Not only was he the co-creator of Marvel’s (if not the mainstream’s) second black superhero, The Falcon, he also designed the one that became the most popular and lucrative worldwide: Blade The Vampire Slayer. (The fact he and fellow co-creator Marv Wolfman received credit on the DVD is wonderful and well-deserved.) He was also responsible for one of Marvel’s first racially-tinged tales, “Brother Take My Hand” in Daredevil 47, scripted by Stan Lee.
And that affection was returned. I’ll never forget the moment at the 2001 Comic-Con in San Diego when there was a “surprise panel” for Gene’s 75th birthday. (More detail on that in the future.) A young, dark-skinned man stood up and shouted to Gene on the dais, “Black people love you, man!!” The room erupted with laughter and applause, and Gene returned the love.
Another example? Our mutual friend Clifford Meth, who attended the services, told me this: At Gene’s funeral, there was a military procession (Gene was a non-combat WW II vet). Two soldiers in full dress uniform took the US flag from Gene’s coffin and folded it in perfect ceremonial precision. The young black soldier who presented the folded flag to Gene’s son Erik had a single tear streaming down his face.

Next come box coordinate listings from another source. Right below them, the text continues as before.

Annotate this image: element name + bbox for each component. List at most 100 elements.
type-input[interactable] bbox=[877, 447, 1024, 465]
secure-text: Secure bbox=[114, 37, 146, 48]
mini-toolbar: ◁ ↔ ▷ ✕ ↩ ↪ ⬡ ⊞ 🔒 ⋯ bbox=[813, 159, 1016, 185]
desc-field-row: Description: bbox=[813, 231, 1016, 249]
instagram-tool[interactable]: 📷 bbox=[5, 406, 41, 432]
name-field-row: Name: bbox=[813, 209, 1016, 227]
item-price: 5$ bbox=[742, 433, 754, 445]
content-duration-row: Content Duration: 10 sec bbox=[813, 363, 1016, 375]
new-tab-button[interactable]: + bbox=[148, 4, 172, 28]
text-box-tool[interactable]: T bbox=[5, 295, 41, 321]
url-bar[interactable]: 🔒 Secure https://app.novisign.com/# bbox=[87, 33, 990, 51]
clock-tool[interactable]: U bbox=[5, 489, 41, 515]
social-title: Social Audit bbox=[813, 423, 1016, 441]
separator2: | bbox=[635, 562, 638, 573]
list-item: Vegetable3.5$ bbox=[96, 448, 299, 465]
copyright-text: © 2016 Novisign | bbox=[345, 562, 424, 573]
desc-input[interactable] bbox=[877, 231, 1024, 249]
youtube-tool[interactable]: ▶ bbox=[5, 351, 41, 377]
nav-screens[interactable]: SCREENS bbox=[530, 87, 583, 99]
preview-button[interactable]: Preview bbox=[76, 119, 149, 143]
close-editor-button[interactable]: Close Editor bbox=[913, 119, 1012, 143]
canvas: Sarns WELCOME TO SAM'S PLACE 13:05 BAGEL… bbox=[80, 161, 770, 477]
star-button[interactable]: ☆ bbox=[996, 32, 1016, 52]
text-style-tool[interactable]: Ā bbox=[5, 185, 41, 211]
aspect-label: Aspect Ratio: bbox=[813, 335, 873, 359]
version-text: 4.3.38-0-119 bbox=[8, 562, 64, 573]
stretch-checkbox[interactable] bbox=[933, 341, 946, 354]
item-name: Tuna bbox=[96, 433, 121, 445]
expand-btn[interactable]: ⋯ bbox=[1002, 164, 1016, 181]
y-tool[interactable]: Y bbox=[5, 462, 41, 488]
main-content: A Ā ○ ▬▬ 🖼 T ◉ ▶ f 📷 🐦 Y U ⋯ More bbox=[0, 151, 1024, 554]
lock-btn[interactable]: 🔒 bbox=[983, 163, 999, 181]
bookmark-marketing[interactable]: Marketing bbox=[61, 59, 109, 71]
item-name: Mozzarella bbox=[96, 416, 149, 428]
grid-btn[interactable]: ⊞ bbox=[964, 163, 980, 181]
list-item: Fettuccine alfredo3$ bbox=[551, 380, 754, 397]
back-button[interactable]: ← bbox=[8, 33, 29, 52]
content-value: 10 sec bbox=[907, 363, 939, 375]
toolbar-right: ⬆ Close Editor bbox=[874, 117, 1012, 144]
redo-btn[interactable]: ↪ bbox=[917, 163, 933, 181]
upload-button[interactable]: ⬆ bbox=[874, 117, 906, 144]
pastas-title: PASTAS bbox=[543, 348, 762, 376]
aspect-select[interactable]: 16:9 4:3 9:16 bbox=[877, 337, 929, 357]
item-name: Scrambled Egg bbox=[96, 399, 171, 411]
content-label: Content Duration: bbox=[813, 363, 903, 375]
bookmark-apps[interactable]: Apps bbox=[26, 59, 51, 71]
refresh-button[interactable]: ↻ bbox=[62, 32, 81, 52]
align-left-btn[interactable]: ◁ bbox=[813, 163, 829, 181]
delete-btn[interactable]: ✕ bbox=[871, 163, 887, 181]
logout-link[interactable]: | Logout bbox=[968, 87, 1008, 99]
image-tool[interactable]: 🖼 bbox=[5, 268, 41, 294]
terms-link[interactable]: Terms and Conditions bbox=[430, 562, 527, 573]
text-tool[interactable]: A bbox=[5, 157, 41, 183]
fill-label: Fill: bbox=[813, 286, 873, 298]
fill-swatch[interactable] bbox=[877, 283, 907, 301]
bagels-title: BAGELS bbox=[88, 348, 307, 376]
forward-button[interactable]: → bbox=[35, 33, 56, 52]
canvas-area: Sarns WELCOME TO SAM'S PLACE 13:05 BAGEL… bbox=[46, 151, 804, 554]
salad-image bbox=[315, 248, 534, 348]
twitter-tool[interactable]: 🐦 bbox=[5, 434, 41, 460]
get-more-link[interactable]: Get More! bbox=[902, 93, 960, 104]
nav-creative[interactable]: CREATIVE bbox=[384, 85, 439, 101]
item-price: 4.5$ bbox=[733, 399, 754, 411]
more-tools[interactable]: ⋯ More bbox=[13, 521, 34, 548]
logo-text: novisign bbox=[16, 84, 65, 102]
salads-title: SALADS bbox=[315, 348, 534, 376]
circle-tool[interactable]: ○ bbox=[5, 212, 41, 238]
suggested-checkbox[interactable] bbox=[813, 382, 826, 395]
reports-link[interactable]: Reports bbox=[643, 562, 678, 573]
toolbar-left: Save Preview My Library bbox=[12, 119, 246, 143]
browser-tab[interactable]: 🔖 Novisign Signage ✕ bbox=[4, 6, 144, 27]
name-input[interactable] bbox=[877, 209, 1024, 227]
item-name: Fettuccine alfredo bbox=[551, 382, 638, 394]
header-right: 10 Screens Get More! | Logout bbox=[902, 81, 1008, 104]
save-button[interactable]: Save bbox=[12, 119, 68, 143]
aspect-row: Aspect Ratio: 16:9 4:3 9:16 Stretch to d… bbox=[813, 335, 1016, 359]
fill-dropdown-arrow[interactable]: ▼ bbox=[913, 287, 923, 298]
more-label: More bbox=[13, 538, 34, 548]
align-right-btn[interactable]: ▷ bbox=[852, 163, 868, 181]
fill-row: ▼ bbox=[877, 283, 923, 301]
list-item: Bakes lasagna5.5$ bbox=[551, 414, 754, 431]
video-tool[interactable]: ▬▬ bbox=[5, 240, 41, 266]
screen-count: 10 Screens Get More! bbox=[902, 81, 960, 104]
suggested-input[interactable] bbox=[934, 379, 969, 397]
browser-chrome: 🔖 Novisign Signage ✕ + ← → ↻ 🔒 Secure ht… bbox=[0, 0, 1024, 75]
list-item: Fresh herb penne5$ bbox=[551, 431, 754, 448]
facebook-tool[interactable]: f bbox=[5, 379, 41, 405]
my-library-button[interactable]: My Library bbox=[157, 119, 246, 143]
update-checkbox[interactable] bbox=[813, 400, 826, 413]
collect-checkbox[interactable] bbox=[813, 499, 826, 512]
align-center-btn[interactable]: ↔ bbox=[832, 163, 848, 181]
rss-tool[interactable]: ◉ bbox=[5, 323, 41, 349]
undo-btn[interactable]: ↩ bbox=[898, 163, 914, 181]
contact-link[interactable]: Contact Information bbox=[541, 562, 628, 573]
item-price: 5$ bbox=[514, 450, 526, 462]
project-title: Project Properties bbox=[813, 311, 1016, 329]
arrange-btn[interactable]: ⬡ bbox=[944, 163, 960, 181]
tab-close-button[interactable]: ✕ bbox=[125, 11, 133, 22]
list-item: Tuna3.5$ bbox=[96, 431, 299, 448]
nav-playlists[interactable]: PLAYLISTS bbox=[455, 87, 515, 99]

I think Gene would have really appreciated that.
And I appreciated him.
Farewell for now, my friend.
Feel free to share your thoughts about, tributes to or experiences with Gene, or links to your Gene online art galleries, below. I would really like to read and see them.
P.S.: There are plenty of great books about Gene and featuring his art. The two best biographies for me are by friends and fans Tom Field, who penned Secrets In The Shadows: The Art And Life Of Gene Colan; and Clifford Meth’s recent The Invincible Gene Colan. I’d also throw in Matt and Tina Poslusny’s treasure-trove of art, The Gene Colan Annual: Painting With Pencil, and Blake Bell’s incredible mnemonic collection, I Have To Live With This Guy!, whose first (and best, IMO) chapter is on Gene and Adrienne. Buy them at your local comics shop or bookstore if you can, or order online at Amazon or elsewhere. Enjoy them like you enjoy Gene’s art.